The basic thing about a player that sits down and buys in short, is that buy in tells you they are not a confident player. They are buying in short basically in order to pick up a premium hand then get there money in with it. They are doing this because the only part of the game they understand, and trust themselves to play correctly, is starting with a good hand. They are generally weak passive players that do not know how to bet a hand after the flop, and do not know how to laydown a loser, or are not able to figure out when they have a winner. They are weak players, that have just fallen into the short buy pattern from desperation. It is the only way they can get a little short term success. They usually fit the pattern of a degenerate gambler. This little rant is just based on my observation over the decades.
On a different level, conjecturing about buying in short as a valid winning strategy I fail to see how a strategy where one throws away most of their positive expectation tools can be a winning strategy. It is akin to making fine furniture when your only tool is a chop saw.
If you understand the chop saw metaphor you may be interested in:

So I looked at A fool proof strategy for wild games. To quote the article for the basic ideal:
Indeed, that’s what makes this strategy “foolproof.” Your goal is to
get your money in early with good hands so there are no tough
decisions. You aren’t relying on your hand-reading skills or your
creativity to give you an advantage; you’re relying on raw math.

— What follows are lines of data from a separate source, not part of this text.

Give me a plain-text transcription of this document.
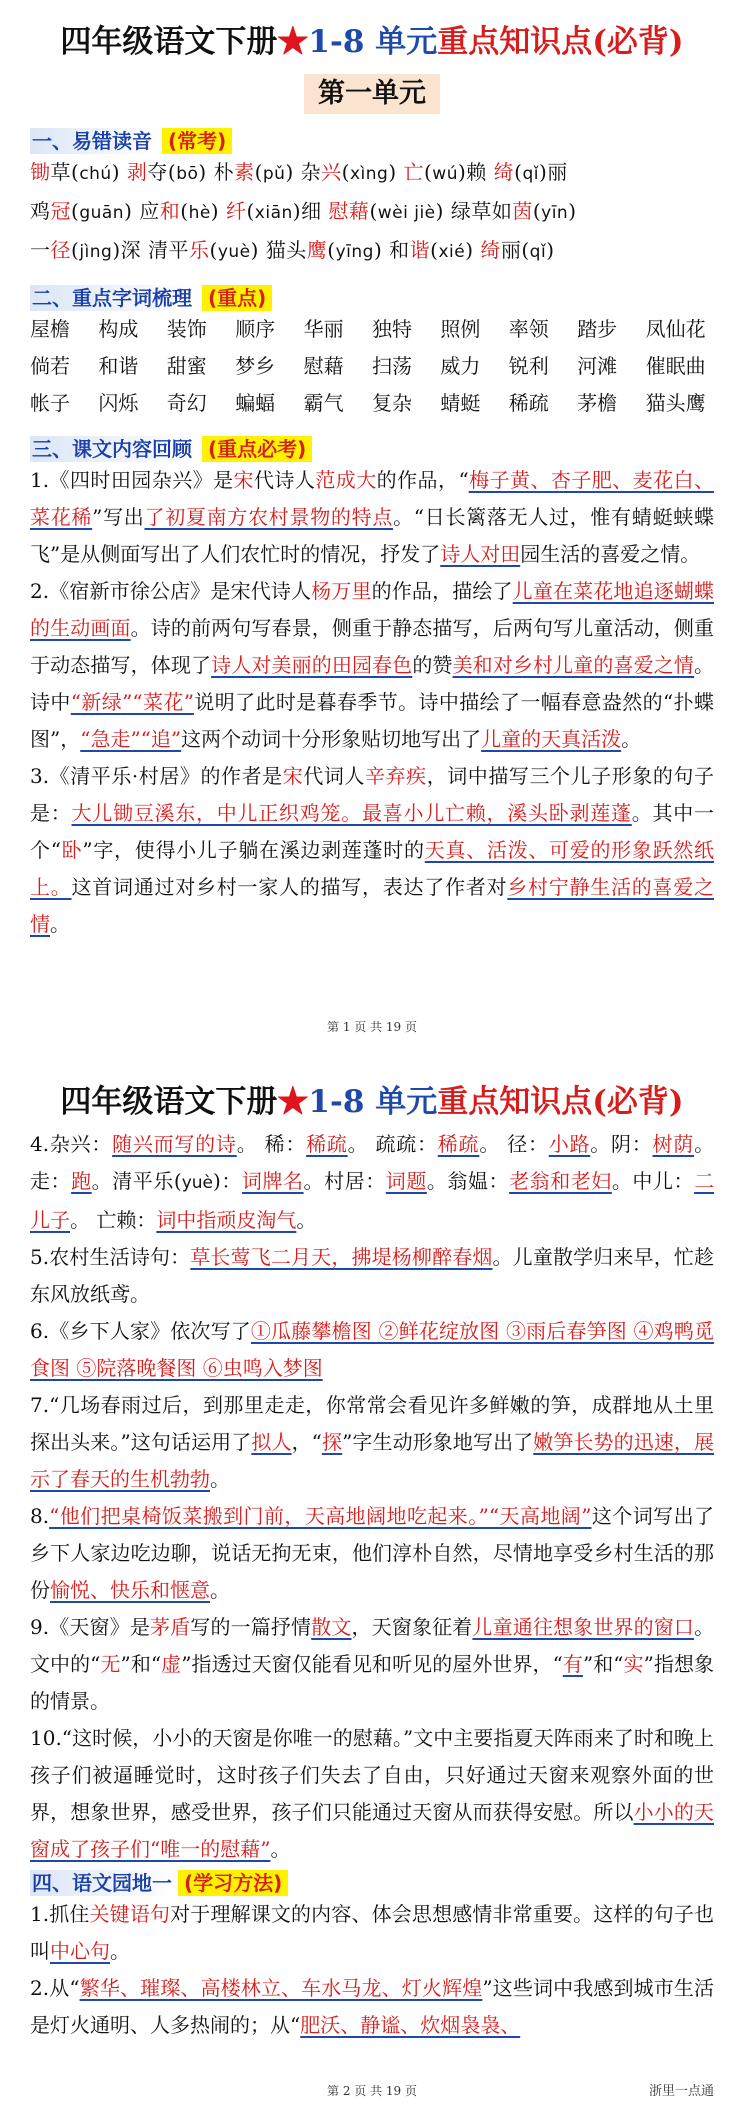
四年级语文下册★1-8 单元重点知识点(必背)
第一单元
一、易错读音 (常考)
锄草(chú) 剥夺(bō) 朴素(pǔ) 杂兴(xìng) 亡(wú)赖 绮(qǐ)丽
鸡冠(guān) 应和(hè) 纤(xiān)细 慰藉(wèi jiè) 绿草如茵(yīn)
一径(jìng)深 清平乐(yuè) 猫头鹰(yīng) 和谐(xié) 绮丽(qǐ)
二、重点字词梳理 (重点)
屋檐	构成	装饰	顺序	华丽	独特	照例	率领	踏步	凤仙花
倘若	和谐	甜蜜	梦乡	慰藉	扫荡	威力	锐利	河滩	催眠曲
帐子	闪烁	奇幻	蝙蝠	霸气	复杂	蜻蜓	稀疏	茅檐	猫头鹰
三、课文内容回顾 (重点必考)

1.《四时田园杂兴》是宋代诗人范成大的作品，“梅子黄、杏子肥、麦花白、菜花稀”写出了初夏南方农村景物的特点。“日长篱落无人过，惟有蜻蜓蛱蝶飞”是从侧面写出了人们农忙时的情况，抒发了诗人对田园生活的喜爱之情。

2.《宿新市徐公店》是宋代诗人杨万里的作品，描绘了儿童在菜花地追逐蝴蝶的生动画面。诗的前两句写春景，侧重于静态描写，后两句写儿童活动，侧重于动态描写，体现了诗人对美丽的田园春色的赞美和对乡村儿童的喜爱之情。诗中“新绿”“菜花”说明了此时是暮春季节。诗中描绘了一幅春意盎然的“扑蝶图”，“急走”“追”这两个动词十分形象贴切地写出了儿童的天真活泼。

3.《清平乐·村居》的作者是宋代词人辛弃疾，词中描写三个儿子形象的句子是：大儿锄豆溪东，中儿正织鸡笼。最喜小儿亡赖，溪头卧剥莲蓬。其中一个“卧”字，使得小儿子躺在溪边剥莲蓬时的天真、活泼、可爱的形象跃然纸上。这首词通过对乡村一家人的描写，表达了作者对乡村宁静生活的喜爱之情。

第 1 页 共 19 页
四年级语文下册★1-8 单元重点知识点(必背)

4.杂兴：随兴而写的诗。 稀：稀疏。 疏疏：稀疏。 径：小路。阴：树荫。走：跑。清平乐(yuè)：词牌名。村居：词题。翁媪：老翁和老妇。中儿：二儿子。 亡赖：词中指顽皮淘气。

5.农村生活诗句：草长莺飞二月天，拂堤杨柳醉春烟。儿童散学归来早，忙趁东风放纸鸢。

6.《乡下人家》依次写了①瓜藤攀檐图 ②鲜花绽放图 ③雨后春笋图 ④鸡鸭觅食图 ⑤院落晚餐图 ⑥虫鸣入梦图

7.“几场春雨过后，到那里走走，你常常会看见许多鲜嫩的笋，成群地从土里探出头来。”这句话运用了拟人，“探”字生动形象地写出了嫩笋长势的迅速，展示了春天的生机勃勃。

8.“他们把桌椅饭菜搬到门前，天高地阔地吃起来。”“天高地阔”这个词写出了乡下人家边吃边聊，说话无拘无束，他们淳朴自然，尽情地享受乡村生活的那份愉悦、快乐和惬意。

9.《天窗》是茅盾写的一篇抒情散文，天窗象征着儿童通往想象世界的窗口。文中的“无”和“虚”指透过天窗仅能看见和听见的屋外世界，“有”和“实”指想象的情景。

10.“这时候，小小的天窗是你唯一的慰藉。”文中主要指夏天阵雨来了时和晚上孩子们被逼睡觉时，这时孩子们失去了自由，只好通过天窗来观察外面的世界，想象世界，感受世界，孩子们只能通过天窗从而获得安慰。所以小小的天窗成了孩子们“唯一的慰藉”。

四、语文园地一 (学习方法)

1.抓住关键语句对于理解课文的内容、体会思想感情非常重要。这样的句子也叫中心句。

2.从“繁华、璀璨、高楼林立、车水马龙、灯火辉煌”这些词中我感到城市生活是灯火通明、人多热闹的；从“肥沃、静谧、炊烟袅袅、

第 2 页 共 19 页	浙里一点通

The premise here is a wild 2-5 NLHE with lots of fast loose play and lots of big stacks. The author is advocating a 300 buy instead of the maximum buy of 500. The basic play is to make a raise pre-flop with a rank hand then get it all in when you hit a flop.
So many questions come to mind when I read this.
Why wouldn't 500 work better then 300?
Are math skills exclusive from other poker skills?
Getting rid of creativity gives you an edge?
Not considering tells gives you an edge?
I would say that in the fast game the author described that the effectiveness and usefulness of some game skills are somewhat muted. But they are by no means irrelevant.
This is somewhat like a Martingale system in the sense that it shares a belief that moderating the size of the bet somehow changes the odds of the bet. Only the short buy concept also adds that if you dummy down your game by lowering your buy you have a "Fool proof" way to win. Oh please!
What a short buy really does is diminish some standard deviation at the cost of expectation. If you are a losing player this is a good thing, if you are weak in wild games this also is a good thing, for some even a good place to take a shot. But it is not a winning thing. It is not an optimal way to play. Even if you have success doing this you are not going to have as much success over the long run as an expert player with a bankroll.
Indeed buying short is more about bankroll then about winning strategy. If your worried about fast wild games and losing to much bankroll in such a game, you would do better to simply stay away from them. Buying short can never be an optimal way to win. It is definitely not worth considering to much for serious players as a way to improve their game. Ray I would not consider teaching this in a poker school as a serious subject. Just something handy to know so you can spot it and devise a tactic to kill the turkey.